June 11, 2026
By Ehi Braimah
In my last article, I wrote about Biashara Afrika, the premier continental business forum that brings together African heads of state, ministers, policy makers, SMEs, investors, and entrepreneurs to accelerate the African Continental Free Trade Area Agreement (AfCFTA) implementation and explore intra-African trade collaborations. It was the summit’s third edition, which held in Togo from May 18–20.
I explained that AfCFTA is no longer just an idea after the Agreement was signed on March 21, 2018, in Kigali, Rwanda, and commenced commercial trading in January 2021. Since then, the focus of Africa’s most ambitious economic integration project has been on achieving a single market, reshaping trade across the continent, reducing non-tariff trade barriers, and creating opportunities for investors while remembering Kwame Nkrumah’s enduring message: Africa must unite or perish.

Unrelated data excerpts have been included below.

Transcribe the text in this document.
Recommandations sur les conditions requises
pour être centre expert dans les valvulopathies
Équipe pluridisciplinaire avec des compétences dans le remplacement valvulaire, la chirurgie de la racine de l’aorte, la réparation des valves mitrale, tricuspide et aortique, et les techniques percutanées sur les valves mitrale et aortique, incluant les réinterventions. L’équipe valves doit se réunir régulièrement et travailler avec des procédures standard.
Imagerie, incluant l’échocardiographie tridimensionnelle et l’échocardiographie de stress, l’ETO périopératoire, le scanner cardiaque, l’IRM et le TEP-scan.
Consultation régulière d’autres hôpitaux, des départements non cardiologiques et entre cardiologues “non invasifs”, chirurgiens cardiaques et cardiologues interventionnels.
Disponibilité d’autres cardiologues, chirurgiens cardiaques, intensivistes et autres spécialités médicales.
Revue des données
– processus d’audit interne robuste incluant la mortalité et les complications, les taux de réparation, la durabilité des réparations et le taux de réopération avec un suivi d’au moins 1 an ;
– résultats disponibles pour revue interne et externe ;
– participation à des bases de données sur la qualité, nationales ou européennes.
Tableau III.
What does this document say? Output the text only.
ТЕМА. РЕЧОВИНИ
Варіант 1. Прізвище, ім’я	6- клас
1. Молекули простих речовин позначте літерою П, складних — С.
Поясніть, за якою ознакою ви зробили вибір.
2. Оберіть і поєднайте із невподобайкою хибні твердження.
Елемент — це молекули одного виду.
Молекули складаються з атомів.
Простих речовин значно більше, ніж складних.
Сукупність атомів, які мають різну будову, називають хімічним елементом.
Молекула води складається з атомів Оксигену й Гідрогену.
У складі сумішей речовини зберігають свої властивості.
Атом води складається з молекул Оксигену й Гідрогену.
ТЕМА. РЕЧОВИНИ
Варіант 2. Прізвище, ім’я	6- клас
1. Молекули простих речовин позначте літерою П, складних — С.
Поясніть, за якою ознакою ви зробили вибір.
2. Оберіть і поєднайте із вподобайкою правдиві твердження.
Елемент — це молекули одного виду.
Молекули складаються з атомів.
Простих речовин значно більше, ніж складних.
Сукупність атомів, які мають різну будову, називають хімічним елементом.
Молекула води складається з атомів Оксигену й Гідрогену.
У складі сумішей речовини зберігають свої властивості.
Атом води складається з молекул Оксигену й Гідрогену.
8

As we strive to unite and speak with one voice, African states must align their domestic strategies with the AfCFTA framework. When Nigeria signed the Agreement in July 2019 after months of stakeholder consultations, it wasn’t just joining a treaty – it was betting on a $3.4 trillion continental market to diversify away from oil, create jobs for its over-220-million population, and position itself as West Africa’s trade hub.